LV

Venta-1: Latvia’s First Satellite  Ready for Lift-off

 

In the very centre of a small satellite, a red and white disc installed in between several microchips makes it possible to adjust the satellite’s route from Earth as it heads towards outer space. Seven kilograms of Latvia will be fired into outer space via a carrier rocket from India. A team at Ventspils University College will then proceed to track it. Latvia has been preparing for its first space mission since 2009, and the result is a well-equipped and functional satellite that was created through a partnership between students and instructors at Ventspils and Bremen, where the original version of the Latvian satellite currently resides.

 

“Ours is much larger, with additional functions, and a special system to track ships at sea,” says Dr Aigars Krauze, a senior researcher at Ventspils University College. “Venta-1 will make it possible to track ships all the way across the ocean.” Smaller satellites have been sent into space in recent years by several other international universities, including several in the Baltic States.
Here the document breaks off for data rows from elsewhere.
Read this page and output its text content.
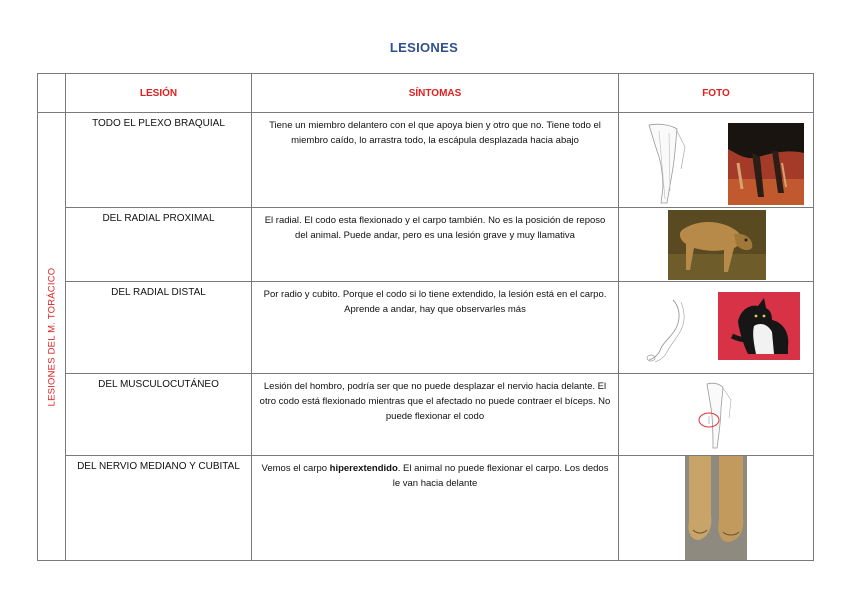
LESIONES
	LESIÓN	SÍNTOMAS	FOTO

LESIONES DEL M. TORÁCICO	TODO EL PLEXO BRAQUIAL	Tiene un miembro delantero con el que apoya bien y otro que no. Tiene todo el miembro caído, lo arrastra todo, la escápula desplazada hacia abajo	

	DEL RADIAL PROXIMAL	El radial. El codo esta flexionado y el carpo también. No es la posición de reposo del animal. Puede andar, pero es una lesión grave y muy llamativa	

	DEL RADIAL DISTAL	Por radio y cubito. Porque el codo si lo tiene extendido, la lesión está en el carpo. Aprende a andar, hay que observarles más	

	DEL MUSCULOCUTÁNEO	Lesión del hombro, podría ser que no puede desplazar el nervio hacia delante. El otro codo está flexionado mientras que el afectado no puede contraer el bíceps. No puede flexionar el codo	

	DEL NERVIO MEDIANO Y CUBITAL	Vemos el carpo hiperextendido. El animal no puede flexionar el carpo. Los dedos le van hacia delante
Estonia’s EstCube can be tracked via a satellite ground station by students at Ventspils, and six of its graduates helped to programme EstCube, making use of their knowledge in the field of electronics.

 

“They will be outstanding electronics engineers,” Aigars says about his students, “because satellites are very demanding and require much precision in calculations and their implementation.” The college can use its experience in this regard to supplement study programmes, because interest in space technologies is on the rise throughout the world.